Cegah Kepunahan, Peneliti BRIN Lakukan Upaya Konservasi Anggrek Larat Hijau

TechnologyIndonesia.id – Di Pulau Jawa terdapat berbagai jenis tumbuhan yang menghadapi ancaman kepunahan akibat kerusakan habitat alaminya. Salah satunya, anggrek langka Dendrobium capra J.J. Smith yang ditetapkan sebagai spesies dengan status terancam punah (Endangered) berdasarkan evaluasi IUCN Redlist.

Degradasi lingkungan menyebabkan banyak tumbuhan kesulitan bertahan hidup hingga mengalami kepunahan. Untuk mencegah kepunahan D. capra, diperlukan penelitian dan perbanyakan tumbuhan sebagai upaya konservasi ex situ yang komprehensif.

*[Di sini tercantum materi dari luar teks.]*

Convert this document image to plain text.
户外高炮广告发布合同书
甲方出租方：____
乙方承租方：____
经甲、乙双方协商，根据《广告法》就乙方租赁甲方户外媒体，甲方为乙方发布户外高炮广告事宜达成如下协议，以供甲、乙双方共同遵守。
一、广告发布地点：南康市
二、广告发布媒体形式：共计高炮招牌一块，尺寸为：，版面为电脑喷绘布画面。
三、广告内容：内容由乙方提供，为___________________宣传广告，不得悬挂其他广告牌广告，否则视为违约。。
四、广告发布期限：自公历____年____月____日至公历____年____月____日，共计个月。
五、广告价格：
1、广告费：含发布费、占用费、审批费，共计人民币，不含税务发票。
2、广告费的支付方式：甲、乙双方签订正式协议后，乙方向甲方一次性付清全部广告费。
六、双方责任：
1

Pulau Jawa menjadi rumah bagi 142 spesies endemik yang merupakan keluarga dari Orchidaceae. D. capra merupakan anggrek native dari dataran rendah Jawa Timur dengan nama daerah Anggrek Larat Hijau. Anggrek ini tumbuh dengan panjang batang mencapai 40 cm dan dapat tumbuh dengan baik jika ditanam di dataran rendah (50–80 m dpl) hingga dataran tinggi di ketinggian 800 m dpl.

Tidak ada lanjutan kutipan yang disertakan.